Conheci Ciro Flamarion Cardoso (1942-2013) anos antes dele vir a ser meu orientador de doutorado. Era uma pessoa educada, fina de gosto, amante da música e da ópera, leitor de coisas interessantes e diferentes. Nos tornamos amigos, inicialmente, porque tínhamos igual tendência a gostar de literatura fantástica. Principalmente de ficção-científica: “o imaginário do mundo contemporâneo”, como ele a denominava. O encantamento pela música de concerto e ópera consolidou diálogos singulares e sempre interessantes, evidentemente. Em Nova York, nos anos 90, tivemos a oportunidade de assistir a uma Madame Butterfly no Lincoln Center- infelizmente decepcionante.
Mas talvez o que mais nos aproximava era uma curiosidade intensa por temas dissonantes, desconhecidos, originais. Coisas que as pessoas em geral não sabiam da existência ou eram evitadas por serem difíceis de estudo ou de descrição intelectual. Nos comportávamos um pouco como os personagens de H.P. Lovecraft (autor que ele apreciava), que viviam na universidade mas gostavam de frequentar livros ignorados nas bibliotecas e as coisas que estavam na escuridão do universo de temas conhecidos. Por exemplo, ele gostava de estudar Egito antigo e eu, a Índia.

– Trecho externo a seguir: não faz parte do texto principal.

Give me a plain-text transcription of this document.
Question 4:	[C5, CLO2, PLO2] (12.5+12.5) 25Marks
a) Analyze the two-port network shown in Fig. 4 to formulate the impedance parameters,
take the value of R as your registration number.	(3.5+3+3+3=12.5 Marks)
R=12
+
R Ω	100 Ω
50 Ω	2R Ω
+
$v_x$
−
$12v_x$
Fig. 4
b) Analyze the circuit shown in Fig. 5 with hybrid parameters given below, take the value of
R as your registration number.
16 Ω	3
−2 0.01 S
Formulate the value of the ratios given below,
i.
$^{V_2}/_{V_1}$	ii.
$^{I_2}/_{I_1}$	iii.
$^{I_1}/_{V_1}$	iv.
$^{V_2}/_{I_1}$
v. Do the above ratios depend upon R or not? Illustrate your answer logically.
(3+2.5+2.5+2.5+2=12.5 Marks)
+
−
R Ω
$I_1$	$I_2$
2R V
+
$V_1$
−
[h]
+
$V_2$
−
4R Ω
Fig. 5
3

Ciro, no entanto, era marxista. Mas um marxista de gabinete. Não lhe interessava questões da organização política do então chamado “socialismo real”. Foi ele que, uma vez, me disse uma coisa importantíssima: “a verdade é que Marx nunca definiu o conceito de classe social”. Essa observação mostrava, com muita clareza, a fragilidade teórica e filosófica fundadora de um sistema que ele, paradoxalmente, defendia.
O que acontecia é que ele aplicava essa razão marxista ao mundo com o objetivo de elaborar narrativas estáveis, que pudessem sustentar uma explicação das coisas que acontecem tendo em conta apenas causas materiais. Mas o fazia com muita honestidade e qualidade, pois sua lógica era sólida. Nele eu percebia esse sentido mais profundo da amizade, no qual não importa muito as circunstâncias, mas aquilo que a pessoa é. E ele era bom e honesto. E muito crítico de algumas das fragilidades do pensamento universitário de nosso tempo. Principalmente da falta de substância e da desonestidade intelectual.

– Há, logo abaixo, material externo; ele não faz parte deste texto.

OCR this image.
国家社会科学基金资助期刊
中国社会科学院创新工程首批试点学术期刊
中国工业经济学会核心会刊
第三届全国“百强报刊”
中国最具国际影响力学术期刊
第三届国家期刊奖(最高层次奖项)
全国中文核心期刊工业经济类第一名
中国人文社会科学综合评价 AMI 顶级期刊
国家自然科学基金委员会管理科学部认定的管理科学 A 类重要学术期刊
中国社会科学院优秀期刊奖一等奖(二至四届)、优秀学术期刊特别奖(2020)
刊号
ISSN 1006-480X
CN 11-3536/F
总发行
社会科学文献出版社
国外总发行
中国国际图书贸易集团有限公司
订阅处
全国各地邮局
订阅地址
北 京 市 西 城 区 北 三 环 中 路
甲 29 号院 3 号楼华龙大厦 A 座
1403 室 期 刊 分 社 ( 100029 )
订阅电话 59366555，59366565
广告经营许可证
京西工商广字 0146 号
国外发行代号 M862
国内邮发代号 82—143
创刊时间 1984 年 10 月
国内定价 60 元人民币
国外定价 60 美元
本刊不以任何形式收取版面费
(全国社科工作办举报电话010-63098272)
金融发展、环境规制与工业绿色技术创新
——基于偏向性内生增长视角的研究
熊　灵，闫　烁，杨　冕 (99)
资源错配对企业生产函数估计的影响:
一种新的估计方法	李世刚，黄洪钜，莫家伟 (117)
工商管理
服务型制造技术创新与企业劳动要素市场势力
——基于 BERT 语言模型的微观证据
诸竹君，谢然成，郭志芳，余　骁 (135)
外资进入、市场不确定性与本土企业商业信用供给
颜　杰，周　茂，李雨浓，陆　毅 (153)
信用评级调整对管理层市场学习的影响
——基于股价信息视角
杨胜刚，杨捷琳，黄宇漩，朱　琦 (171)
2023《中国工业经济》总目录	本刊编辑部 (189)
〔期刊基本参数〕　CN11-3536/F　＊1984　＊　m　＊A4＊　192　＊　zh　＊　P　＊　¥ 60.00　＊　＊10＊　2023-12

Seu orientador de doutorado foi Frederic Mauro (1921-2001), autor de um livro relevante, mas estranho e quase fantástico, pela forma como Mauro entendia números, que é Portugal, o Brasil e o Atlântico (1570-1620). Mauro, por sua vez, era discípulo de Fernand Braudel (1902-1985), o pensador da história das longas temporalidades e dos grandes espaços. Braudel foi orientado por Georges Pagès (1867-1939), cuja tese de doutorado foi o O Grande Eleitor e Luis XIV (1660-1688), sobre Frederico-Guilherme de Brandenburgo e a gênese de um sentimento nacional germânico. Seus orientadores, ao que consta, foram Ernest Lavisse (1842-1922), sucessor de Fustel de Coulanges (1830-1889), na École Normale Supérieure, e Gabriel Monod (1844-1912), historiador francês de formação alemã.
Essa genealogia acadêmica diz muito ou nada, dependendo de como a entendemos. Eu, que sempre a conheci, tinha muito respeito por Ciro Flamarion, pois o considerava mestre portador de uma linhagem historiográfica antiga, muito consistente. Ter sido aceito como seu orientando me parecia um ato de imensa consideração e reconhecimento. E como gostava muito de Pagès, e conhecia sua obra, me surpreendia pelas permanências que podia identificar entre este distante historiador e Ciro. Recorro sempre ao obituário de Georges Pagès, escrito por Pierre Reouvin (1893-1974):
"Pagès tinha uma sensibilidade, uma delicadeza que se manifestava em todas as ocasiões. Ele era bom e entendia em meia palavra as tristezas ou sofrimentos dos outros. Ele tinha no mais alto grau essa retidão, essa lealdade, essa firmeza de caráter que inspira amizade e respeito. Ele manifestava, sem afetação, uma independência que era o corolário de seu perfeito desinteresse".
E como professor,
"Ensinava não apenas para difundir conhecimento e treinar a mente de seus alunos, mas também para dar-lhes algo de seu coração". (Revue Historique, vols. 188-189, p.183-184).
Ciro Flamarion era assim, um eco distante desse seu ancestral acadêmico. Diante desse mistério, eu, normalmente, me curvava respeitosamente, e ainda me curvo.